Княгиня Орвиедо разорилась, наконец. Не более десяти лет потребовалось, чтобы вернуть бедным триста миллионов, награбленные князем в карманах доверчивых акционеров. Первая сотня миллионов была истрачена в пять лет, но остальные двести ушли в четыре с половиной года на еще более роскошные учреждения. Кроме Дома трудолюбия, яслей св. Марии, сиротского дома св. Иосифа, богадельни в Шатильоне и госпиталя Сен-Жарсо, были устроены: образцовая ферма близ Эвре, две детские больницы на берегу Ламанша, богадельня для стариков в Ницце, странноприимные дома, рабочие колонии, школы, библиотеки во всех концах Франции, не считая значительных вкладов в существующие уже благотворительные заведения. Все это имело один и тот же характер царственной щедрости. Не кусок хлеба, брошенный несчастным из жалости или страха, а благосостояние, избыток, все блага мира, расточаемые бедным и слабым, у которых сильные отняли их долю счастья, дворцы великих мира, открытые для нищих и бродяг, чтобы и они могли спать на шелку и есть на золоте! В течение десяти лет лился дождь миллионов; мраморные столовые, дортуары, украшенные картинами, монументальные фасады вроде Лувра, сады с редкими, растениями, десять лет работы, возни с антрепренерами и архитекторами! Она радовалась и чувствовала облегчение, истратив все до последнего сантима. Мало того, она даже задолжала несколько сот тысяч франков, и объявление, прибитое над подъездом, извещало о продаже отеля, последний удар, сметавший все следы проклятых денег, подобранных в крови и грязи финансового разбоя.

Наверху старуха Софи ожидала Каролину. Она ворчала весь день. Ну, вот, так и вышло, как она предсказывала: барыне придется умереть на соломе.

Лучше было ей выйти еще раз замуж и народить детей: ведь, в сущности, она только их и любила. Софи беспокоилась не за себя, она давно уже получила ренту в две тысячи франков и могла теперь переселиться на родину близ Ангулема. Но ее смущало то, что барыня не оставила себе даже нескольких су на хлеб и молоко, которыми теперь питалась. Они постоянно ссорились. Княгиня улыбалась своей небесной улыбкой, говоря, что в конце этого месяца ей не нужно будет ничего, кроме савана, так как она уйдет в монастырь, давно уже намеченный, монастырь кармелиток, где замуруется от всего света. Покой, вечный покой!

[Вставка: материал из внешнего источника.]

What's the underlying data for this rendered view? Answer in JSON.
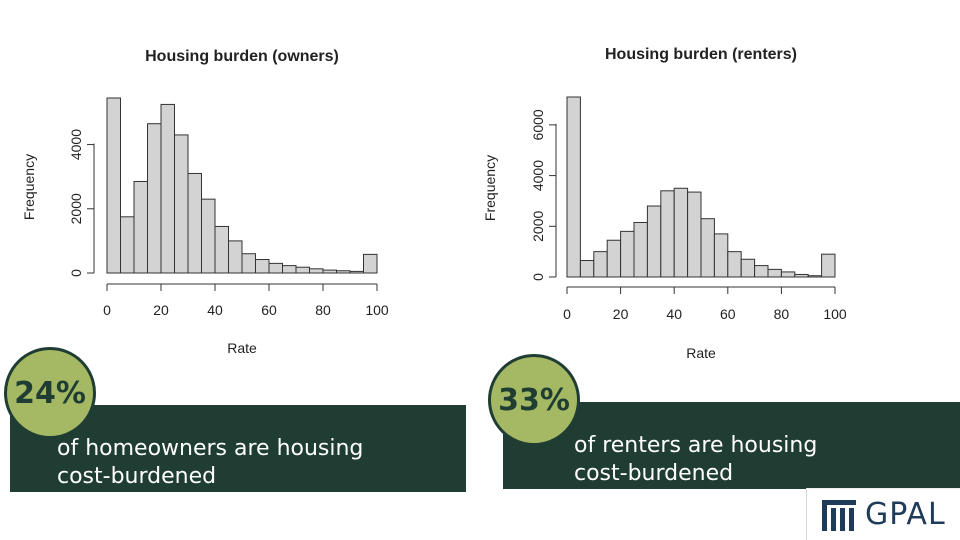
{
  "chart_data": [
    {
      "type": "bar",
      "title": "Housing burden (owners)",
      "xlabel": "Rate",
      "ylabel": "Frequency",
      "bin_edges": [
        0,
        5,
        10,
        15,
        20,
        25,
        30,
        35,
        40,
        45,
        50,
        55,
        60,
        65,
        70,
        75,
        80,
        85,
        90,
        95,
        100
      ],
      "values": [
        5450,
        1750,
        2850,
        4650,
        5250,
        4300,
        3100,
        2300,
        1450,
        1000,
        600,
        420,
        300,
        230,
        180,
        130,
        90,
        70,
        50,
        580
      ],
      "xticks": [
        0,
        20,
        40,
        60,
        80,
        100
      ],
      "yticks": [
        0,
        2000,
        4000
      ],
      "xlim": [
        0,
        100
      ],
      "ylim": [
        0,
        5500
      ]
    },
    {
      "type": "bar",
      "title": "Housing burden (renters)",
      "xlabel": "Rate",
      "ylabel": "Frequency",
      "bin_edges": [
        0,
        5,
        10,
        15,
        20,
        25,
        30,
        35,
        40,
        45,
        50,
        55,
        60,
        65,
        70,
        75,
        80,
        85,
        90,
        95,
        100
      ],
      "values": [
        7100,
        650,
        1000,
        1450,
        1800,
        2150,
        2800,
        3400,
        3500,
        3350,
        2300,
        1700,
        1000,
        700,
        450,
        300,
        200,
        100,
        50,
        900
      ],
      "xticks": [
        0,
        20,
        40,
        60,
        80,
        100
      ],
      "yticks": [
        0,
        2000,
        4000,
        6000
      ],
      "xlim": [
        0,
        100
      ],
      "ylim": [
        0,
        7100
      ]
    }
  ],
  "stats": [
    {
      "value": "24%",
      "text": "of homeowners are housing\ncost-burdened"
    },
    {
      "value": "33%",
      "text": "of renters are housing\ncost-burdened"
    }
  ],
  "logo": {
    "text": "GPAL",
    "icon": "columns-icon"
  },
  "colors": {
    "banner": "#1f3d32",
    "circle": "#a5b964",
    "bar_fill": "#d3d3d3",
    "bar_stroke": "#333333",
    "logo": "#1f3b5a"
  }
}
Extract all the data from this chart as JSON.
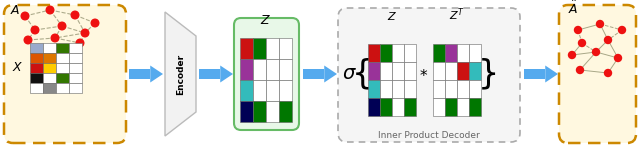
{
  "fig_width": 6.4,
  "fig_height": 1.48,
  "bg_color": "#ffffff",
  "panel1_bg": "#fff8e0",
  "panel1_border": "#cc8800",
  "panel2_bg": "#e8f8e8",
  "panel2_border": "#66bb66",
  "panel3_bg": "#f0f0f0",
  "panel3_border": "#aaaaaa",
  "panel4_bg": "#fff8e0",
  "panel4_border": "#cc8800",
  "arrow_color": "#55aaee",
  "graph_node_color": "#ee1111",
  "graph_edge_color": "#999977",
  "z_matrix_colors": [
    [
      "#cc1111",
      "#007700",
      "#ffffff",
      "#ffffff"
    ],
    [
      "#993399",
      "#ffffff",
      "#ffffff",
      "#ffffff"
    ],
    [
      "#33bbbb",
      "#ffffff",
      "#ffffff",
      "#ffffff"
    ],
    [
      "#000055",
      "#007700",
      "#ffffff",
      "#007700"
    ]
  ],
  "x_matrix_colors": [
    [
      "#99aacc",
      "#ffffff",
      "#337700",
      "#ffffff"
    ],
    [
      "#dd5500",
      "#dd7700",
      "#ffffff",
      "#ffffff"
    ],
    [
      "#cc1111",
      "#ffcc00",
      "#ffffff",
      "#ffffff"
    ],
    [
      "#111111",
      "#ffffff",
      "#337700",
      "#ffffff"
    ],
    [
      "#ffffff",
      "#888888",
      "#ffffff",
      "#ffffff"
    ]
  ],
  "zt_matrix_colors": [
    [
      "#007700",
      "#993399",
      "#ffffff",
      "#ffffff"
    ],
    [
      "#ffffff",
      "#ffffff",
      "#cc1111",
      "#33bbbb"
    ],
    [
      "#ffffff",
      "#ffffff",
      "#ffffff",
      "#ffffff"
    ],
    [
      "#ffffff",
      "#007700",
      "#ffffff",
      "#007700"
    ]
  ],
  "encoder_label": "Encoder",
  "inner_label": "Inner Product Decoder"
}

Княгиня нисколько не изменилась с тех пор, как Каролина видела ее в последний раз: в вечном черном платье, со спрятанными под кружевной косынкой волосами, красивая еще, несмотря на свои тридцать девять лет, с круглым лицом и жемчужными зубами, но желтая, увядшая, точно после десятилетнего подвижничества в монастыре. Тесная комната, напоминавшая контору судебного пристава в провинции, была более чем когда-либо завалена всевозможными документами, планами, сметами, делами – грудой бумаги накопившихся после растраты трехсот миллионов.

– Сударыня, – сказала княгиня своим тихим и медленным голосом, который уже потерял способность дрожать от какого бы то ни было волнения, – я хотела сообщить вам новость, которую узнала сегодня утром… Дело идет о Викторе, мальчике, которого мы поместили в Дом трудолюбия…

Сердце Каролины болезненно сжалось. Ах, несчастный ребенок, которого отец так-таки и не видал, несмотря на свои обещания сходить к нему. Что с ним будет теперь? И хотя она старалась не думать о Саккаре, но волей-неволей должна была постоянно вспоминать о нем.

– Вчера произошли ужасные вещи, – продолжала княгиня, – непоправимое преступление…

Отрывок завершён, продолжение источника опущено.